The most obvious non-academic beneficiaries of this research will be in the pharmaceutical sector. Given the explosion of obesity and obesity related illness including diabetes, considerable research and development effort is being devoted to ways to control appetite and feeding and restore autonomic regulation to metabolically compromised patients. A slightly less tangible impact will be on the awareness of clinicians, health professionals and clinician researchers of the role of the brain in the regulation of body weight, the potentially complex and diverse mechanisms involved, that these mechanisms can be studied experimentally and the resulting potential for exciting developments in patient treatment. Awareness in this sector is important for engendering enthusiasm and understanding that underpins the collaboration between clinicians and researchers that is vital for the success of future translational research. Basic scientists depend very much on convincing clinicians (under considerable work pressures of their own) of the value of for example sample collection for metabolite measurement, genotyping etc.

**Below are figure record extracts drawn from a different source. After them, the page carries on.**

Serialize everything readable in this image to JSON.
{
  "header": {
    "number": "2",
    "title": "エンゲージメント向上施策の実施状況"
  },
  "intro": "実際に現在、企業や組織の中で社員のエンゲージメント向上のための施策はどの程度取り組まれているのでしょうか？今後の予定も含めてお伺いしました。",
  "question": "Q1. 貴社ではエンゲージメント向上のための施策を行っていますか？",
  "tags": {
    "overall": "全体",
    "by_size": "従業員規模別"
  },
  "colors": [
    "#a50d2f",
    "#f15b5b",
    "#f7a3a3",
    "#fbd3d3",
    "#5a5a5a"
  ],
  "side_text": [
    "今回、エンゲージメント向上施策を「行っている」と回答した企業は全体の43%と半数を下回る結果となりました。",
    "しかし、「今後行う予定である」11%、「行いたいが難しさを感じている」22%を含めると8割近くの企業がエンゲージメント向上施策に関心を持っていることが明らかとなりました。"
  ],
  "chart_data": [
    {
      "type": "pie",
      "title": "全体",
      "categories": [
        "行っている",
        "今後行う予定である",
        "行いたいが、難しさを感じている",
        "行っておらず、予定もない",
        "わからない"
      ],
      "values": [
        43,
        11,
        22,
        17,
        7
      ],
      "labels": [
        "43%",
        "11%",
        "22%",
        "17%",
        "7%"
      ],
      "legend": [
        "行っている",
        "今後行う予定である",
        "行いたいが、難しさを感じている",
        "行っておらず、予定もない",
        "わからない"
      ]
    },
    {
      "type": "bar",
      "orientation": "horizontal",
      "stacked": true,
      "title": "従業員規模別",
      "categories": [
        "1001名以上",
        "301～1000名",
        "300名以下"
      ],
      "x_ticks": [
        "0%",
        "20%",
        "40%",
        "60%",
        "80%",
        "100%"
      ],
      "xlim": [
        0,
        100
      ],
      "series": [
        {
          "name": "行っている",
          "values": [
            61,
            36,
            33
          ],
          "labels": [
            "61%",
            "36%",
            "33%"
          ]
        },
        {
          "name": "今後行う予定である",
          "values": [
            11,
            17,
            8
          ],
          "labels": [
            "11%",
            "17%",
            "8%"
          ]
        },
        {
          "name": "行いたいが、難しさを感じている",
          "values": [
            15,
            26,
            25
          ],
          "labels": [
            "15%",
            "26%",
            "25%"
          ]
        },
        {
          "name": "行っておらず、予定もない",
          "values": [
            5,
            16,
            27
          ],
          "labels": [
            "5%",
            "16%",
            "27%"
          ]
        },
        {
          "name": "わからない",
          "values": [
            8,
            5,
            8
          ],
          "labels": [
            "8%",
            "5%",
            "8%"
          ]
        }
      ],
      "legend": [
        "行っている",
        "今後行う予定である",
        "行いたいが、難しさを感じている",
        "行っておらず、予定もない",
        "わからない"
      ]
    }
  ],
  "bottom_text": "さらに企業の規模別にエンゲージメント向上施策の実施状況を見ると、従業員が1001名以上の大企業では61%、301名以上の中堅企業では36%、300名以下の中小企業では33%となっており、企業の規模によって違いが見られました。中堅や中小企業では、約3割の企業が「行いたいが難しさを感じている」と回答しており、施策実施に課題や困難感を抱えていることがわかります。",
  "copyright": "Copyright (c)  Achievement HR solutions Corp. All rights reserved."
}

It is unlikely that benefits and impact will arise quickly during the present project. However establishing the role of tanycytes in the hypothalamic networks has the potential to offer new ways to intervene and modify how these networks function. With luck this might offer a highly specific intervention by creating pharmaceutical tools to target specifically the tanycyte-neurons interaction to influence the body weight. This of course could only come through detailed knowledge of tanycyte signalling, how these cells influence neurons and the specific transmitters and receptors involved. A more immediate outcome is that we can establish our research and approach to studying the physiology of tanycyte-neuron interactions as being of sufficient interest to Pharma that we can start to collaborate with them. This may lead to significant impact in the longer term.